Filipa postou-se diante das enormes janelas de vidro que iam do chão ao teto, deixando que a ponta dos dedos deslizasse pela superfície fria e polida do vidro.
No ar, ainda pairava o cheiro de desinfetante misturado ao aroma de móveis novos, familiar e ao mesmo tempo estranho.
Ela pressionou o botão do telefone interno e falou com uma serenidade inalterável: “Aqui é a Filipa. Traga imediatamente os relatórios financeiros deste trimestre para o meu escritório.”
Do outro lado da linha, ouviu-se alguns segundos de silêncio, até que uma voz feminina, propositalmente arrastada e afetada, respondeu:
“Ah~ desculpe, Sra. Machado. Esses relatórios já foram revisados e assinados pessoalmente pelo Sr. Vicente Machado, e encaminhados ao centro financeiro do grupo para arquivamento. Se precisar vê-los agora, talvez o processo… fique um pouco complicado. Que tal aguardar uns dois dias? Assim que o arquivo estiver organizado, ou… posso perguntar ao Sr. Machado para a senhora?”

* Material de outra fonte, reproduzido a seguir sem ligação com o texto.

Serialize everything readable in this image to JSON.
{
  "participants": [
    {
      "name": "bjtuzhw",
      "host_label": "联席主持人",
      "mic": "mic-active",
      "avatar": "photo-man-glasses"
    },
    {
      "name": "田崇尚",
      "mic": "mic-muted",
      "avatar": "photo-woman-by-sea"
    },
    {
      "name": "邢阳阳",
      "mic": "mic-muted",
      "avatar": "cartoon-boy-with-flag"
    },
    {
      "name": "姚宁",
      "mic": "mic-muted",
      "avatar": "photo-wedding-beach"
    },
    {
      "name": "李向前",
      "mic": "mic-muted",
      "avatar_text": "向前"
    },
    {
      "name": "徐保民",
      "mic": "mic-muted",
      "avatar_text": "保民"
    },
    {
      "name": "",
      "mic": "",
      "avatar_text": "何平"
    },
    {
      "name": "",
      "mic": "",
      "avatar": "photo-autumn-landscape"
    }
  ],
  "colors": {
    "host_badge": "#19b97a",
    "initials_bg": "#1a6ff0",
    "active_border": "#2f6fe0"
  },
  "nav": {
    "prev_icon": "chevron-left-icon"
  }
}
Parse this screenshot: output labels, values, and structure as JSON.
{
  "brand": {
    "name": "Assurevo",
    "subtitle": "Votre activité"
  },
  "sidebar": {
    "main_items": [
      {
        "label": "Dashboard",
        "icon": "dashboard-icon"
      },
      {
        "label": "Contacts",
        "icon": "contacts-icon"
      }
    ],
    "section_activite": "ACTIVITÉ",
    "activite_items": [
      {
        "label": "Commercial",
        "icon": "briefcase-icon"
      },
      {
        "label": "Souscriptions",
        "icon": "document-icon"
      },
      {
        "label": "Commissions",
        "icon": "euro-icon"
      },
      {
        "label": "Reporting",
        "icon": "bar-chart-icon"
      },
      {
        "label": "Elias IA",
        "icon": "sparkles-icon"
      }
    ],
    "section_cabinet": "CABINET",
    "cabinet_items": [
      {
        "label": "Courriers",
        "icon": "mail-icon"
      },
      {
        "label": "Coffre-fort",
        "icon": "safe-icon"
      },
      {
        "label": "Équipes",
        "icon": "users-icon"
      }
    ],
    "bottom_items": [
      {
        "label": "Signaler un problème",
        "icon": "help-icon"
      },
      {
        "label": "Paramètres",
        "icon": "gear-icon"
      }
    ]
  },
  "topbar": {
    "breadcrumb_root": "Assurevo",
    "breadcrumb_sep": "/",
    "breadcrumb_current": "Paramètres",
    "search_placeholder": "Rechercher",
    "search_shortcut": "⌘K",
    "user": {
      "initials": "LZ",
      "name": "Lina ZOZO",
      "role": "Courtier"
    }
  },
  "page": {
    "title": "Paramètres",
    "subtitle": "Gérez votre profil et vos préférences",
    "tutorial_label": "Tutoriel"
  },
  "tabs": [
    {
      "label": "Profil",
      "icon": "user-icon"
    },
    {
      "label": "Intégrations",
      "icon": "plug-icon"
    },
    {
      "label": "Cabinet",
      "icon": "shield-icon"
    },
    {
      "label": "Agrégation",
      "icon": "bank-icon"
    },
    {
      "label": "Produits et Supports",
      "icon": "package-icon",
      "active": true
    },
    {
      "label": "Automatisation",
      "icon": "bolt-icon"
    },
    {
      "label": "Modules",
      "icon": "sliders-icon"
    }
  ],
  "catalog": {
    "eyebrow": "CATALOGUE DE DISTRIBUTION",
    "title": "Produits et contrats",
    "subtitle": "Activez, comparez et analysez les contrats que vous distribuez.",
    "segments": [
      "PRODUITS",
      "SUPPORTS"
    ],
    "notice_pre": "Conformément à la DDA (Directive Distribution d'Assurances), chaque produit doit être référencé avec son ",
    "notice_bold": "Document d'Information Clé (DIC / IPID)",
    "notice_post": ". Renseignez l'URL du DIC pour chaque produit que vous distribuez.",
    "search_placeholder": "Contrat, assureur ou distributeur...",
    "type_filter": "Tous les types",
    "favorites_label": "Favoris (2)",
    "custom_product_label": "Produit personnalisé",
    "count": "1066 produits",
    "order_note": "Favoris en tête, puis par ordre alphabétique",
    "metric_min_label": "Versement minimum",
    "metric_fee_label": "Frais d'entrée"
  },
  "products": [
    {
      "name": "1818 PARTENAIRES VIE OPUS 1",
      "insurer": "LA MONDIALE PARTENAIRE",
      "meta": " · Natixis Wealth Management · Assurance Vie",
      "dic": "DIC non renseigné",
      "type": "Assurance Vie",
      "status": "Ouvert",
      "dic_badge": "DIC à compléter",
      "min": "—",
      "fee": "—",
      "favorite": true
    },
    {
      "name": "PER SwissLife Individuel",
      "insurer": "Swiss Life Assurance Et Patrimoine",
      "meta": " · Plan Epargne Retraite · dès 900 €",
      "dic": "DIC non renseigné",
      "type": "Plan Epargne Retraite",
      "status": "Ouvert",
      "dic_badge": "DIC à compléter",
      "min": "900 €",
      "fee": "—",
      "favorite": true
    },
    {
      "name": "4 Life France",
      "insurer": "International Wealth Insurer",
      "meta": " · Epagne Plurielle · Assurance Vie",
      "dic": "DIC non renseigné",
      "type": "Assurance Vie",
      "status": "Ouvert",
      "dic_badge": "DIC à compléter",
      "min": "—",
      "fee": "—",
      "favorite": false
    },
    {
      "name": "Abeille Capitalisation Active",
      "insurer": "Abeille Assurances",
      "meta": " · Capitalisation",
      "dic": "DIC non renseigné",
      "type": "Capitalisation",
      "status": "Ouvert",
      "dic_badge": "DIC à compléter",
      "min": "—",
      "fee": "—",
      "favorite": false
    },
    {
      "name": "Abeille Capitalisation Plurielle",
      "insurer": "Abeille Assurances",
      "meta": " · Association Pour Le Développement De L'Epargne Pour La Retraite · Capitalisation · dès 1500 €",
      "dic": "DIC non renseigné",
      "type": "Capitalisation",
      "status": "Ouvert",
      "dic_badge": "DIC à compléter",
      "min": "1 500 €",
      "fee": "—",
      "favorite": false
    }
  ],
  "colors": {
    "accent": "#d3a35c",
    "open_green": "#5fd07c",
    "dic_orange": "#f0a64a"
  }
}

A forma como Simone pronunciou “Sr. Machado” soou especialmente íntima e natural, como se Vicente ainda fosse o soberano daquele lugar.
Os dedos de Filipa apertaram levemente o fone, mas seu olhar permaneceu sereno.
Ela até conseguiu imaginar, do outro lado da linha, o rosto de Simone — conhecida por ser “sedutora e competente” e supostamente promovida pelo próprio Vicente — ostentando uma expressão de dificuldade fingida, mas cheia de desprezo e desafio.
Que bela demonstração de força.
E que “Sr. Machado”.
Pelo visto, durante todos esses anos, Vicente não só havia drenado o Grupo Machado, como também havia espalhado seus aliados e parasitas nos cargos mais estratégicos.
Uma simples secretária já se atrevia a desobedecer abertamente, usando o “ex-Sr. Machado” e supostos “processos” para enrolar a nova presidente?
Em vez de se irritar, Filipa sorriu levemente. O som atravessou o telefone com uma frieza cortante, causando um calafrio inexplicável em Simone.
“Simone,” a voz de Filipa não se elevou, mas cada sílaba soou firme, carregada de autoridade indiscutível: “Vou repetir pela última vez: hoje quero ver todos os relatórios financeiros deste trimestre, incluindo os documentos originais, as minutas de auditoria, a versão final assinada por Vicente, e todas as cópias de arquivos ainda não arquivadas pelo centro financeiro, completos e sobre a minha mesa.”
O tom, sem flutuações, sufocava mais do que um grito.
“Você não entendeu o que significa ‘imediatamente’ e ‘todos’?” Filipa fez uma pausa, e a voz desceu num tom cortante como gelo, “Ou será que precisa que eu vá pessoalmente ao centro financeiro ‘pedir’?”
Silêncio absoluto caiu do outro lado!
A expressão de Simone, antes afetada e secretamente satisfeita, congelou no mesmo instante, e todo o sangue sumiu de seu rosto!
Maldita seja!
Aquele velho sempre dizia que a sobrinha era difícil de lidar, mas ela não acreditava.
Agora via que realmente era complicado.
“Sr. Camargo, vou verificar no financeiro agora.” Simone Figueiredo respondeu entre dentes, tentando não demonstrar a irritação.
Filipa desligou o telefone sem hesitar.
Sentou-se devagar na ampla cadeira de presidente, sentindo o couro gelado sob o corpo.
Olhou para a mesa vazia, e com a ponta dos dedos tamborilou levemente no tampo liso de mogno.